Pulsó de nuevo el timbre y añadió:
—De aquí a Nueva Orleans hay poca distancia en coche. Y desde Nueva Orleans a Nueva York salen aviones continuamente, de modo que usted puede ir, arreglar el asunto y estar de regreso aquí mañana por la mañana. Cuando por la noche pongamos en funcionamiento el circuito de televisión ya puede estar con nosotros.
Hice un gesto de asentimiento.
El plan era razonable, y sobre todo no podía negarme si me lo pedían mis jefes de Nueva York. Además, no creía que aquella noche pasara nada. Me parecían imposibles tres asesinatos en tres noches seguidas.
La puerta del despacho se abrió. El hombre a quien Gordon había llamado con el timbre, se detuvo en el umbral. Era un tipo con gruesa cazadora de piel y un casco amarillo entre las manos. Parecía a punto de participar en las veinticuatro horas de Le Mans.
—Lleve a este hombre a Nueva Orleans en un patrullero —dijo—, y deposítelo en el aeropuerto, junto al mostrador de la TWA. Una vez allí, Stirling, pregunte por el billete oficial que tiene reservado. La vuelta, si es que quiere volver, se la deberá pagar usted. No es asunto mío.

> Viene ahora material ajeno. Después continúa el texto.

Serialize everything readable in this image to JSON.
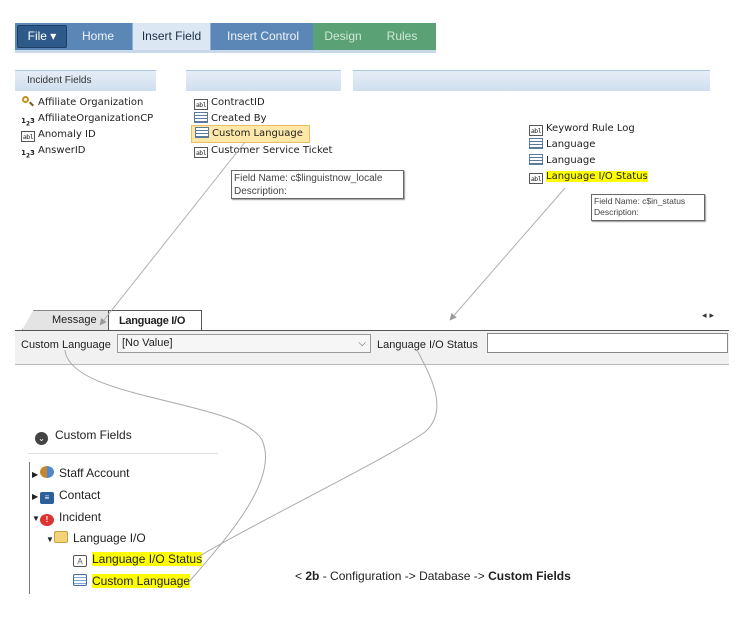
{
  "ribbon": {
    "file": "File ▾",
    "tabs": [
      "Home",
      "Insert Field",
      "Insert Control",
      "Design",
      "Rules"
    ],
    "active_tab": "Insert Field"
  },
  "panels": {
    "incident_header": "Incident Fields",
    "col1": [
      "Affiliate Organization",
      "AffiliateOrganizationCP",
      "Anomaly ID",
      "AnswerID"
    ],
    "col2": [
      "ContractID",
      "Created By",
      "Custom Language",
      "Customer Service Ticket"
    ],
    "col3": [
      "Keyword Rule Log",
      "Language",
      "Language",
      "Language I/O Status"
    ]
  },
  "tooltips": {
    "t1_line1": "Field Name:  c$linguistnow_locale",
    "t1_line2": "Description:",
    "t2_line1": "Field Name:  c$in_status",
    "t2_line2": "Description:"
  },
  "form": {
    "tabs": [
      "Message",
      "Language I/O"
    ],
    "active_tab": "Language I/O",
    "custom_language_label": "Custom Language",
    "dropdown_value": "[No Value]",
    "status_label": "Language I/O Status",
    "status_value": ""
  },
  "custom_fields": {
    "title": "Custom Fields",
    "tree": [
      "Staff Account",
      "Contact",
      "Incident",
      "Language I/O",
      "Language I/O Status",
      "Custom Language"
    ]
  },
  "caption": {
    "prefix": "< ",
    "step": "2b",
    "mid": " - Configuration -> Database -> ",
    "end": "Custom Fields"
  },
  "colors": {
    "highlight": "#ffff00",
    "ribbon": "#5b87b6",
    "selected": "#fde8a9"
  },
  "icons": [
    "magnifier-icon",
    "number-icon",
    "text-field-icon",
    "menu-field-icon",
    "folder-icon",
    "staff-icon",
    "contact-icon",
    "incident-icon"
  ]
}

Le dije que volvería aunque fuese a pie y salí del despacho.
Mientras, a bordo del patrullero, rodábamos hacia Nueva Orleans a una velocidad de vértigo, yo pensaba que los jefes de la brigada se estaban portando bien conmigo. No me habían dejado en la estacada a pesar de que yo les había dejado en la estacada a ellos, al huir, cuando las órdenes eran de permanecer allí, en la clínica. Encendí un cigarrillo y tomé una firme decisión: resolvería lo de Hugues y volvería cuanto antes a Nueva Orleans y a Wilbur. A la noche siguiente quería estar allí.
¿Pero por qué tuve miedo otra vez?
¿Por qué tuve miedo al pensar que iba a entrar de nuevo en aquella clínica?
Era un temor que no tenía sentido.
Miedo a las brujas…
Miedo a entrar en el sitio… ¡dónde había oído por primera vez, la voz de Nancy Forrestal!